A large portion of the hundreds of data breaches and thousands of data security incidents that occur each year involve human resource related issues. This includes situations in which HR data was lost, employees were inadvertently responsible for the loss of information about other people, or, in a small number of cases, a current or former employee maliciously stole or released information.
Bryan Cave has put together a multi-part series to help human resource managers understand, prepare for, and react to, a data breach. This part of the series discusses whether your organization has (or should have) cyber-insurance to cover the risk of a regulatory investigation.
Only about 50% of companies have purchased insurance specifically designed to cover part, or all, of the costs of a data security breach (“cyber-insurance”). In order to understand why some companies choose to purchase cyber-insurance, while other companies choose not to do so, you have to take a look at what cyber-insurance in general is designed to do, and whether a specific policy that your organization has (or is considering) truly mitigates risk for your organization.
Cyber-insurance policies differ dramatically in terms of what they cover, what they exclude, and the amount of retentions (i.e., the amount of money that the insured organization is responsible for paying before the policy provides reimbursement). If your organization has a cyber-insurance policy, you should review it carefully before a security incident occurs so that you understand the degree to which the policy protects (and does not protect) your organization from potential HR-incident related costs and liability.
The following checklist provides a guide to evaluating a cyber-insurance policy in connection with how it might apply to a regulatory investigation concerning how your company protected (or failed to protect) employee data.

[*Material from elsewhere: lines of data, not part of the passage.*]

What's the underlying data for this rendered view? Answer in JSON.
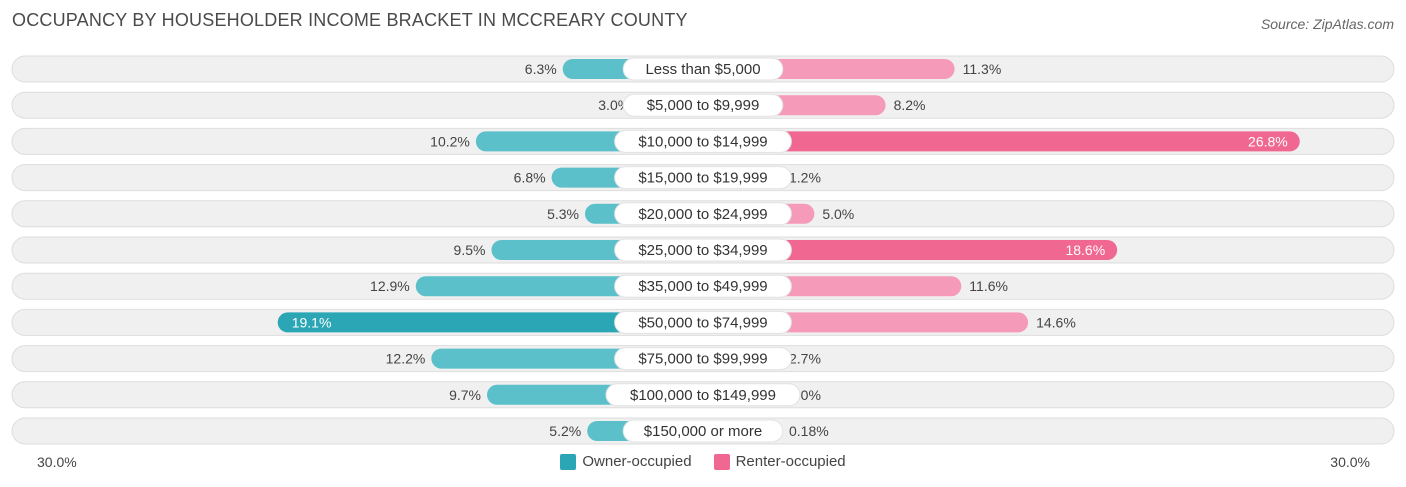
{
  "title": "OCCUPANCY BY HOUSEHOLDER INCOME BRACKET IN MCCREARY COUNTY",
  "source": "Source: ZipAtlas.com",
  "colors": {
    "owner": "#5bc0c9",
    "owner_strong": "#2aa6b5",
    "renter": "#f59ab8",
    "renter_strong": "#f06792",
    "row_bg": "#f0f0f0",
    "row_border": "#dddddd"
  },
  "axis": {
    "left_label": "30.0%",
    "right_label": "30.0%"
  },
  "legend": [
    {
      "label": "Owner-occupied",
      "color": "#2aa6b5"
    },
    {
      "label": "Renter-occupied",
      "color": "#f06792"
    }
  ],
  "chart_data": {
    "type": "bar",
    "orientation": "horizontal-diverging",
    "title": "OCCUPANCY BY HOUSEHOLDER INCOME BRACKET IN MCCREARY COUNTY",
    "xlim": [
      -30,
      30
    ],
    "categories": [
      "Less than $5,000",
      "$5,000 to $9,999",
      "$10,000 to $14,999",
      "$15,000 to $19,999",
      "$20,000 to $24,999",
      "$25,000 to $34,999",
      "$35,000 to $49,999",
      "$50,000 to $74,999",
      "$75,000 to $99,999",
      "$100,000 to $149,999",
      "$150,000 or more"
    ],
    "series": [
      {
        "name": "Owner-occupied",
        "values": [
          6.3,
          3.0,
          10.2,
          6.8,
          5.3,
          9.5,
          12.9,
          19.1,
          12.2,
          9.7,
          5.2
        ],
        "labels": [
          "6.3%",
          "3.0%",
          "10.2%",
          "6.8%",
          "5.3%",
          "9.5%",
          "12.9%",
          "19.1%",
          "12.2%",
          "9.7%",
          "5.2%"
        ]
      },
      {
        "name": "Renter-occupied",
        "values": [
          11.3,
          8.2,
          26.8,
          1.2,
          5.0,
          18.6,
          11.6,
          14.6,
          2.7,
          0.0,
          0.18
        ],
        "labels": [
          "11.3%",
          "8.2%",
          "26.8%",
          "1.2%",
          "5.0%",
          "18.6%",
          "11.6%",
          "14.6%",
          "2.7%",
          "0.0%",
          "0.18%"
        ]
      }
    ]
  }
}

- Coverage: Does the policy cover regulatory proceedings that may result from a breach? If so, does the coverage extend to legal fees incurred in a regulatory investigation or regulatory proceeding? Does it also cover the fines or civil penalties that may be assessed as a result of a proceeding?
- Exclusions: Does the policy exclude investigations brought by agencies that are likely to investigate your organization? For example, most employers are subject to the jurisdiction of the Federal Trade Commission and their state attorney general when it comes to how they protect their employees’ data. If your policy excludes such investigations, it may be of relatively little value. If you offer a self-funded health insurance plan, you should avoid any policy that excludes coverage for investigations brought by the Department of Health and Human Services.
- Sub-limit: Is the sub-limit proportionate to the average cost of defending a regulatory investigation and/or the average cost of the fines assessed to other organizations in your industry?
- Sub-Retention: Does the policy have a sub-retention (i.e., deductible) for the cost of a regulatory investigation? If so, is the sub-retention well below the average cost of regulatory penalties and fines? If legal fees incurred in a regulatory investigation are covered, is the sub-limit well below the legal fees that you would expect?